Why, in five out of our six icons, does the iconographer draw the well as if it were a sort of tunnel of blue emerging from a box? That is not how wells look: they are openings in the earth, and in the ancient Near East, they were often circular brick structures with a rope going over the side so that buckets can be lowered in. So why this strange way of drawing the water?

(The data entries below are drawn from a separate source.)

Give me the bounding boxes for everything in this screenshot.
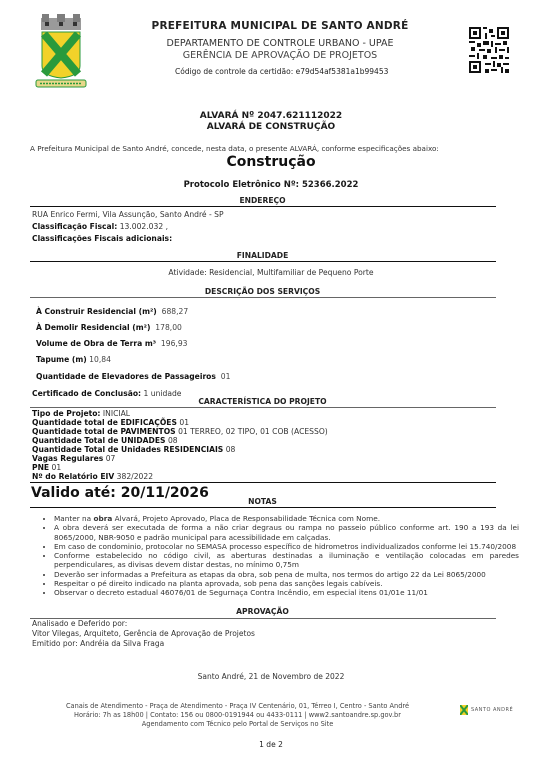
note-item: Conforme estabelecido no código civil, a… xyxy=(54,551,519,570)
issue-date: Santo André, 21 de Novembro de 2022 xyxy=(0,672,542,681)
fiscal-extra-label: Classificações Fiscais adicionais: xyxy=(32,234,172,243)
project-item: Quantidade total de PAVIMENTOS 01 TERREO… xyxy=(32,427,328,436)
fiscal-label: Classificação Fiscal: xyxy=(32,222,117,231)
project-item: Nº do Relatório EIV 382/2022 xyxy=(32,472,153,481)
section-heading-servicos: DESCRIÇÃO DOS SERVIÇOS xyxy=(30,287,495,296)
project-item: Quantidade total de EDIFICAÇÕES 01 xyxy=(32,418,189,427)
page-number: 1 de 2 xyxy=(0,740,542,749)
address: RUA Enrico Fermi, Vila Assunção, Santo A… xyxy=(32,210,224,219)
permit-category: Construção xyxy=(0,154,542,170)
service-item: Volume de Obra de Terra m³ 196,93 xyxy=(36,339,187,348)
divider xyxy=(30,507,496,508)
notes-list: Manter na obra Alvará, Projeto Aprovado,… xyxy=(40,514,519,598)
project-item: Quantidade Total de Unidades RESIDENCIAI… xyxy=(32,445,235,454)
note-item: Deverão ser informadas a Prefeitura as e… xyxy=(54,570,519,579)
footer-line: Agendamento com Técnico pelo Portal de S… xyxy=(60,720,415,728)
project-item: Vagas Regulares 07 xyxy=(32,454,115,463)
coat-of-arms-icon xyxy=(33,14,89,90)
service-item: Tapume (m) 10,84 xyxy=(36,355,111,364)
header-title: PREFEITURA MUNICIPAL DE SANTO ANDRÉ xyxy=(130,20,430,32)
permit-type: ALVARÁ DE CONSTRUÇÃO xyxy=(0,122,542,132)
approval-line: Analisado e Deferido por: xyxy=(32,619,127,628)
divider xyxy=(30,407,496,408)
note-item: Observar o decreto estadual 46076/01 de … xyxy=(54,588,519,597)
footer-logo: SANTO ANDRÉ xyxy=(460,705,513,715)
note-item: Em caso de condominio, protocolar no SEM… xyxy=(54,542,519,551)
project-item: Tipo de Projeto: INICIAL xyxy=(32,409,130,418)
section-heading-notas: NOTAS xyxy=(30,497,495,506)
fiscal-classification: Classificação Fiscal: 13.002.032 , xyxy=(32,222,168,231)
approval-line: Vitor Vilegas, Arquiteto, Gerência de Ap… xyxy=(32,629,255,638)
header-division: GERÊNCIA DE APROVAÇÃO DE PROJETOS xyxy=(130,50,430,61)
section-heading-finalidade: FINALIDADE xyxy=(30,251,495,260)
footer-line: Canais de Atendimento - Praça de Atendim… xyxy=(60,702,415,710)
footer-line: Horário: 7h as 18h00 | Contato: 156 ou 0… xyxy=(60,711,415,719)
qr-code-icon xyxy=(467,25,511,75)
divider xyxy=(30,206,496,207)
approval-line: Emitido por: Andréia da Silva Fraga xyxy=(32,639,164,648)
permit-intro: A Prefeitura Municipal de Santo André, c… xyxy=(30,144,439,153)
divider xyxy=(30,261,496,262)
service-item: À Construir Residencial (m²) 688,27 xyxy=(36,307,188,316)
divider xyxy=(30,482,496,483)
project-item: Quantidade Total de UNIDADES 08 xyxy=(32,436,178,445)
section-heading-aprovacao: APROVAÇÃO xyxy=(30,607,495,616)
protocol-number: Protocolo Eletrônico Nº: 52366.2022 xyxy=(0,180,542,190)
project-item: PNE 01 xyxy=(32,463,61,472)
note-item: A obra deverá ser executada de forma a n… xyxy=(54,523,519,542)
permit-number: ALVARÁ Nº 2047.621112022 xyxy=(0,111,542,121)
section-heading-projeto: CARACTERÍSTICA DO PROJETO xyxy=(30,397,495,406)
control-code: Código de controle da certidão: e79d54af… xyxy=(175,67,415,76)
service-item: Quantidade de Elevadores de Passageiros … xyxy=(36,372,230,381)
footer-logo-text: SANTO ANDRÉ xyxy=(471,707,513,713)
section-heading-endereco: ENDEREÇO xyxy=(30,196,495,205)
header-department: DEPARTAMENTO DE CONTROLE URBANO - UPAE xyxy=(130,38,430,49)
fiscal-value: 13.002.032 , xyxy=(120,222,168,231)
finalidade-text: Atividade: Residencial, Multifamiliar de… xyxy=(0,268,542,277)
mini-shield-icon xyxy=(460,705,468,715)
service-item: À Demolir Residencial (m²) 178,00 xyxy=(36,323,182,332)
divider xyxy=(30,297,496,298)
note-item: Respeitar o pé direito indicado na plant… xyxy=(54,579,519,588)
note-item: Manter na obra Alvará, Projeto Aprovado,… xyxy=(54,514,519,523)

I think that the answer is found in ancient Egyptian art. Although the Egyptians usually depicted water by drawing wavy lines, when they drew pools and wells, they were often depicted similar to what we see in this icon. They usually painted objects by showing them not as we see them when looking at them, but as we do when thinking about them: e.g. showing the entire eye, and not just the little part we see. So here we see the surface of the water, even though it is shown unrealistically above the level of the jar, as if it dripping water into the jar, when in fact the jar would have to be lowered into it. In Reading Egyptian Art, Richard H. Wilkinson explains that water was, for them, “the primeval matter from … all things arose; and the pool could thus signify the primeval waters of the First Time” (137). I think this gives us another clue to the reason water is shown here: according to typology, the waters of the earth are the waters of the creation – and the Lord is about to be incarnated, created in human form. In the presence of Mary, the jug is being filled: the creation is flowing from the source into this world in a special form.
Just as the wool took form as the veil of the Temple, so the water takes form when it flows into the jar. So too, the Lord takes form in the womb of the believing maiden. This icon, then, is an icon of the mystery of creation: through the Holy Spirit, through water, and by the faith of the Virgin.